The author is a Reuters Breakingviews columnist. The opinions expressed are his own.

Imagine the riskiest possible share offering. It would be a new, unprofitable company with rapid and uncertain growth in an emerging market. One whose customers are fickle, which lives under the constant threat of being snuffed out by regulators, and where external shareholders are dominated by insiders. The listing of Sina Weibo fits the bill. The Twitter-like microblog has also set a low bar for the upcoming market debut of e-commerce giant Alibaba.
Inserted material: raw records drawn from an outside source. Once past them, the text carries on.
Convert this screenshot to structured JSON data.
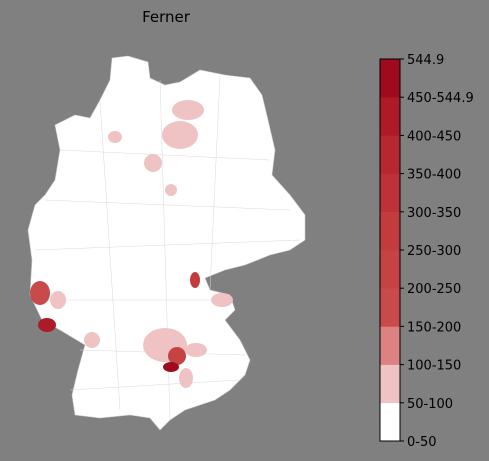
{
  "title": "Ferner",
  "colorbar": {
    "labels": [
      "0-50",
      "50-100",
      "100-150",
      "150-200",
      "200-250",
      "250-300",
      "300-350",
      "350-400",
      "400-450",
      "450-544.9",
      "544.9"
    ],
    "colors": [
      "#ffffff",
      "#efc3c3",
      "#dc8282",
      "#c94a4a",
      "#c64343",
      "#c23c3e",
      "#bd3238",
      "#b62830",
      "#ac1b27",
      "#9e0b1e"
    ]
  }
}
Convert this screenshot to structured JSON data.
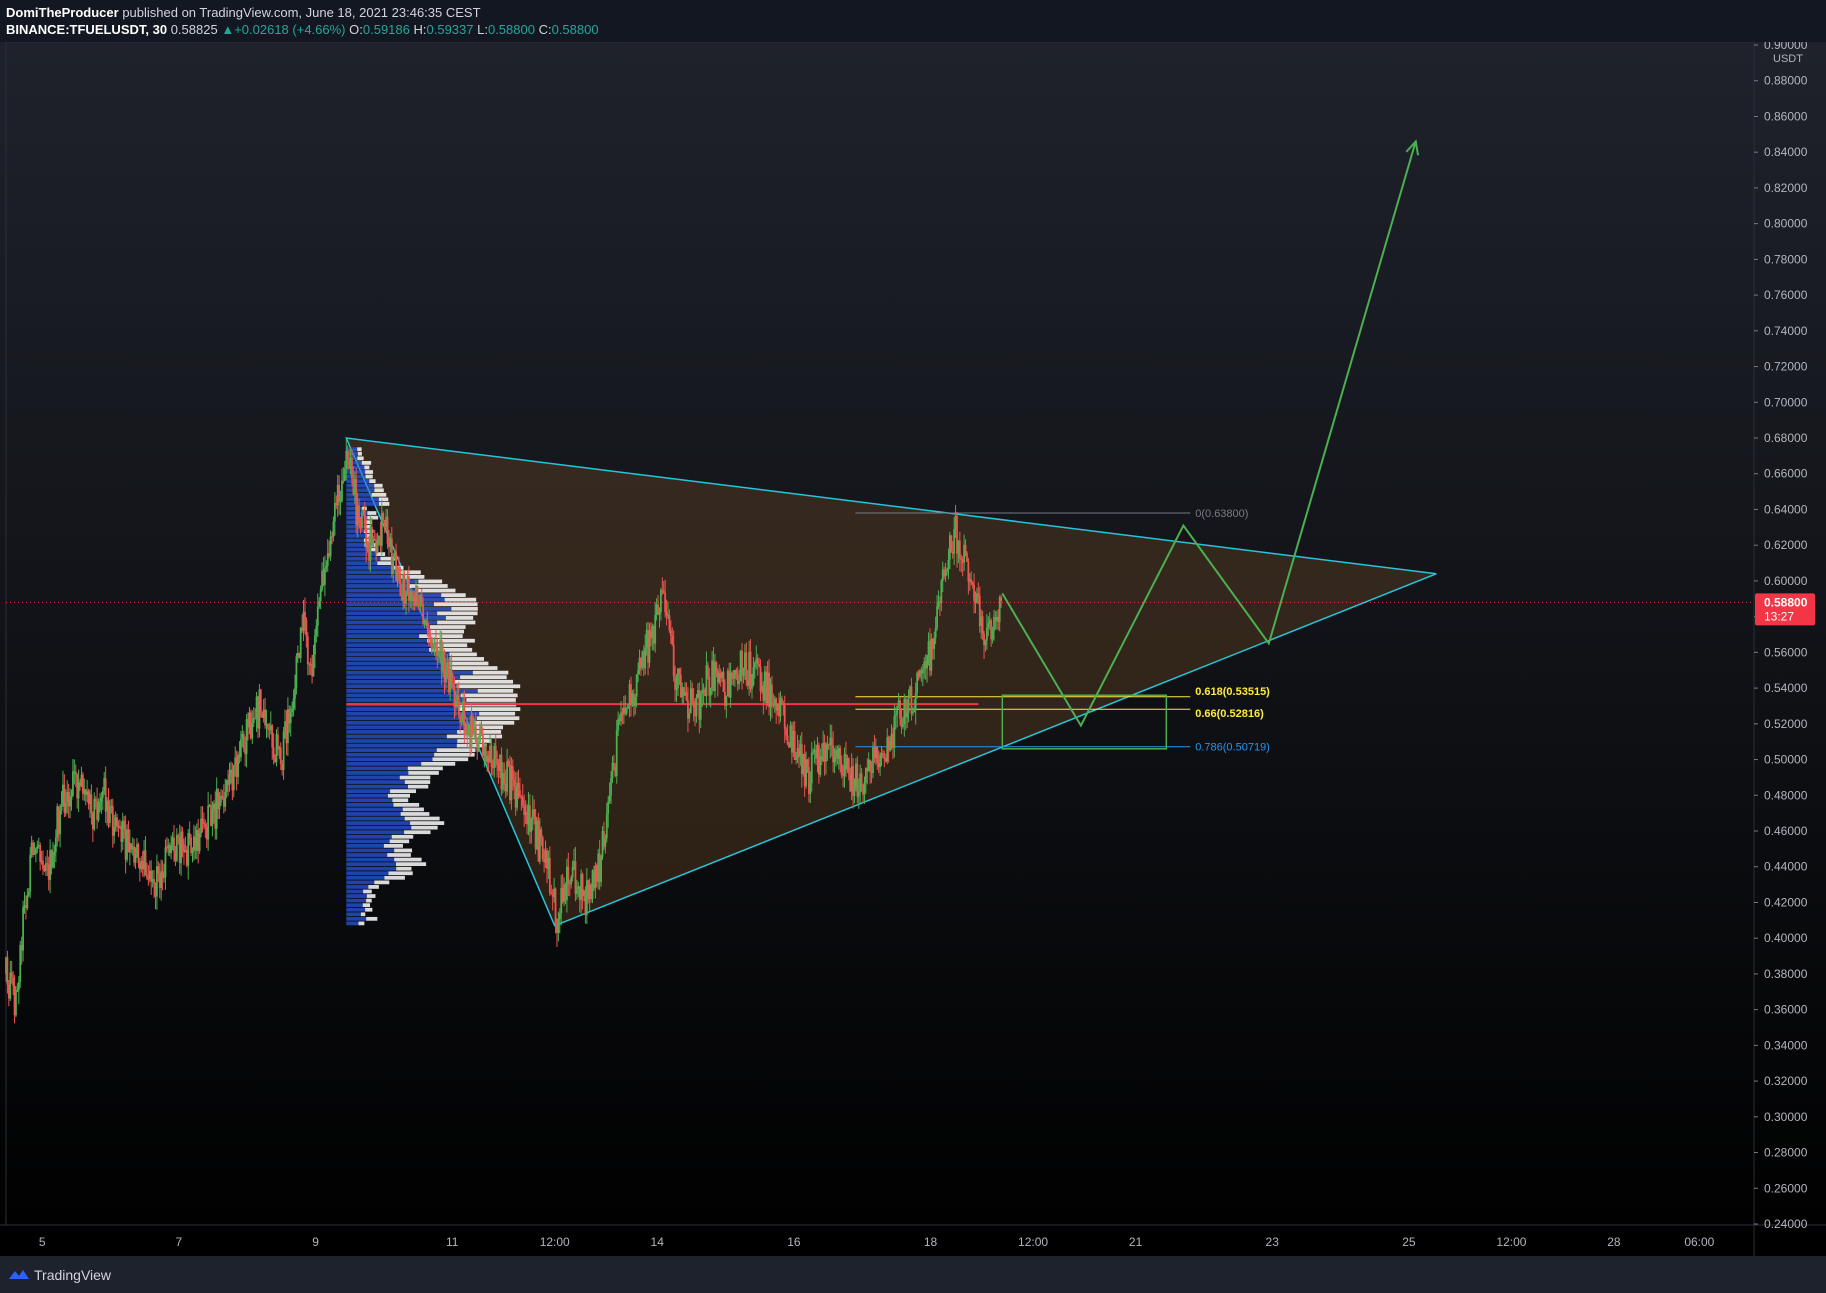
{
  "header": {
    "author": "DomiTheProducer",
    "published_text": "published on TradingView.com, June 18, 2021 23:46:35 CEST",
    "symbol": "BINANCE:TFUELUSDT, 30",
    "last": "0.58825",
    "change": "+0.02618 (+4.66%)",
    "o_label": "O:",
    "o_value": "0.59186",
    "h_label": "H:",
    "h_value": "0.59337",
    "l_label": "L:",
    "l_value": "0.58800",
    "c_label": "C:",
    "c_value": "0.58800"
  },
  "footer": {
    "brand": "TradingView"
  },
  "icons": {
    "brand": "tradingview-logo-icon",
    "change": "triangle-up-icon"
  },
  "colors": {
    "up": "#26a69a",
    "down": "#ef5350",
    "candle_up": "#4caf50",
    "candle_down": "#ef5350",
    "triangle": "#26c6da",
    "triangle_fill": "#8d5a28",
    "projection": "#4caf50",
    "poc": "#f23645",
    "vp_blue": "#2962ff",
    "vp_white": "#ffffff",
    "fib_gray": "#787b86",
    "fib_yellow": "#ffeb3b",
    "fib_blue": "#2196f3",
    "price_tag": "#f23645"
  },
  "chart_data": {
    "type": "candlestick",
    "symbol": "BINANCE:TFUELUSDT",
    "interval": "30",
    "currency": "USDT",
    "ylim": [
      0.24,
      0.9
    ],
    "y_ticks": [
      "0.24000",
      "0.26000",
      "0.28000",
      "0.30000",
      "0.32000",
      "0.34000",
      "0.36000",
      "0.38000",
      "0.40000",
      "0.42000",
      "0.44000",
      "0.46000",
      "0.48000",
      "0.50000",
      "0.52000",
      "0.54000",
      "0.56000",
      "0.58000",
      "0.60000",
      "0.62000",
      "0.64000",
      "0.66000",
      "0.68000",
      "0.70000",
      "0.72000",
      "0.74000",
      "0.76000",
      "0.78000",
      "0.80000",
      "0.82000",
      "0.84000",
      "0.86000",
      "0.88000",
      "0.90000"
    ],
    "x_ticks": [
      {
        "label": "5",
        "day": 5.0
      },
      {
        "label": "7",
        "day": 7.0
      },
      {
        "label": "9",
        "day": 9.0
      },
      {
        "label": "11",
        "day": 11.0
      },
      {
        "label": "12:00",
        "day": 12.5
      },
      {
        "label": "14",
        "day": 14.0
      },
      {
        "label": "16",
        "day": 16.0
      },
      {
        "label": "18",
        "day": 18.0
      },
      {
        "label": "12:00",
        "day": 19.5
      },
      {
        "label": "21",
        "day": 21.0
      },
      {
        "label": "23",
        "day": 23.0
      },
      {
        "label": "25",
        "day": 25.0
      },
      {
        "label": "12:00",
        "day": 26.5
      },
      {
        "label": "28",
        "day": 28.0
      },
      {
        "label": "06:00",
        "day": 29.25
      }
    ],
    "xlim": [
      4.47,
      30.05
    ],
    "current_price": "0.58800",
    "countdown": "13:27",
    "price_path": [
      [
        4.47,
        0.38
      ],
      [
        4.6,
        0.36
      ],
      [
        4.75,
        0.42
      ],
      [
        4.9,
        0.46
      ],
      [
        5.1,
        0.44
      ],
      [
        5.3,
        0.48
      ],
      [
        5.5,
        0.49
      ],
      [
        5.7,
        0.47
      ],
      [
        5.9,
        0.48
      ],
      [
        6.1,
        0.46
      ],
      [
        6.3,
        0.45
      ],
      [
        6.5,
        0.44
      ],
      [
        6.7,
        0.43
      ],
      [
        6.9,
        0.45
      ],
      [
        7.1,
        0.45
      ],
      [
        7.3,
        0.46
      ],
      [
        7.5,
        0.47
      ],
      [
        7.7,
        0.48
      ],
      [
        7.9,
        0.5
      ],
      [
        8.05,
        0.52
      ],
      [
        8.2,
        0.53
      ],
      [
        8.35,
        0.51
      ],
      [
        8.5,
        0.5
      ],
      [
        8.65,
        0.53
      ],
      [
        8.8,
        0.58
      ],
      [
        8.95,
        0.55
      ],
      [
        9.1,
        0.6
      ],
      [
        9.25,
        0.63
      ],
      [
        9.4,
        0.66
      ],
      [
        9.5,
        0.67
      ],
      [
        9.6,
        0.64
      ],
      [
        9.8,
        0.62
      ],
      [
        10.0,
        0.63
      ],
      [
        10.2,
        0.6
      ],
      [
        10.4,
        0.59
      ],
      [
        10.6,
        0.58
      ],
      [
        10.8,
        0.56
      ],
      [
        11.0,
        0.54
      ],
      [
        11.2,
        0.52
      ],
      [
        11.4,
        0.51
      ],
      [
        11.6,
        0.5
      ],
      [
        11.8,
        0.49
      ],
      [
        12.0,
        0.48
      ],
      [
        12.2,
        0.46
      ],
      [
        12.4,
        0.44
      ],
      [
        12.55,
        0.41
      ],
      [
        12.7,
        0.44
      ],
      [
        12.85,
        0.43
      ],
      [
        13.0,
        0.42
      ],
      [
        13.15,
        0.44
      ],
      [
        13.3,
        0.48
      ],
      [
        13.5,
        0.53
      ],
      [
        13.7,
        0.54
      ],
      [
        13.9,
        0.57
      ],
      [
        14.1,
        0.59
      ],
      [
        14.25,
        0.55
      ],
      [
        14.4,
        0.53
      ],
      [
        14.6,
        0.53
      ],
      [
        14.8,
        0.55
      ],
      [
        15.0,
        0.54
      ],
      [
        15.2,
        0.55
      ],
      [
        15.4,
        0.55
      ],
      [
        15.6,
        0.54
      ],
      [
        15.8,
        0.53
      ],
      [
        16.0,
        0.51
      ],
      [
        16.2,
        0.49
      ],
      [
        16.4,
        0.5
      ],
      [
        16.6,
        0.51
      ],
      [
        16.8,
        0.49
      ],
      [
        17.0,
        0.49
      ],
      [
        17.2,
        0.5
      ],
      [
        17.4,
        0.51
      ],
      [
        17.6,
        0.53
      ],
      [
        17.8,
        0.54
      ],
      [
        18.0,
        0.56
      ],
      [
        18.2,
        0.6
      ],
      [
        18.35,
        0.63
      ],
      [
        18.5,
        0.61
      ],
      [
        18.65,
        0.59
      ],
      [
        18.8,
        0.57
      ],
      [
        18.95,
        0.58
      ],
      [
        19.05,
        0.588
      ]
    ],
    "triangle": [
      [
        9.45,
        0.68
      ],
      [
        12.5,
        0.407
      ],
      [
        25.4,
        0.604
      ]
    ],
    "projection": [
      [
        19.05,
        0.593
      ],
      [
        20.2,
        0.519
      ],
      [
        21.7,
        0.631
      ],
      [
        22.95,
        0.565
      ],
      [
        25.1,
        0.846
      ]
    ],
    "target_box": {
      "x": [
        19.05,
        21.45
      ],
      "y": [
        0.506,
        0.536
      ]
    },
    "poc_line": {
      "x": [
        9.45,
        18.7
      ],
      "y": 0.531
    },
    "volume_profile": {
      "x_start": 9.45,
      "y_range": [
        0.407,
        0.675
      ],
      "poc": 0.531
    },
    "fib_levels": [
      {
        "label": "0(0.63800)",
        "value": 0.638,
        "x": [
          16.9,
          21.8
        ]
      },
      {
        "label": "0.618(0.53515)",
        "value": 0.53515,
        "x": [
          16.9,
          21.8
        ]
      },
      {
        "label": "0.66(0.52816)",
        "value": 0.52816,
        "x": [
          16.9,
          21.8
        ]
      },
      {
        "label": "0.786(0.50719)",
        "value": 0.50719,
        "x": [
          16.9,
          21.8
        ]
      }
    ]
  }
}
Weibo, which filed for an initial public offering (IPO) on March 14, has enjoyed prodigious growth: revenue has gone from zero to $188 million in two years. User numbers are dizzying too, with 129 million logging on in December. Not bad for a company that didn’t exist before August 2009. Users are influential – statesmen and central bankers rub shoulders with pop stars and property moguls.

But the growth comes with some hairy regulatory risks. If a threat to temporarily bar big auditors from working for Chinese companies is carried out, Weibo could be forced to delist. The company relies on the semi-legal “variable interest entity” structure used by many Chinese groups to get around onerous foreign ownership restrictions. Worse, Weibo hasn’t fulfilled a government request to identify all its users, some of which it admits may be fake. According to the company, antsy censors could punish non-compliance with “termination”.

Weibo has also borrowed some of Silicon Valley’s worst governance habits. Not only will it float a minority of its business; the creation of two kinds of shares, one with triple the votes of the other, will further restrict meddling by outsiders. There’s a poison pill that lets the board deflect a takeover offer. The purpose of the IPO is also questionable: parent Sina is already listed on Nasdaq.

Alibaba, which owns 18 percent of Weibo, is planning its own U.S. listing after Hong Kong’s bourse rejected the company’s plan to let insiders nominate most of its board directors. Alibaba’s business of matching buyers and sellers of goods is less flaky than Weibo’s. But with an offering that could be thirty times as big, the stakes for investors are higher. The pricing of both offerings should reflect those risks.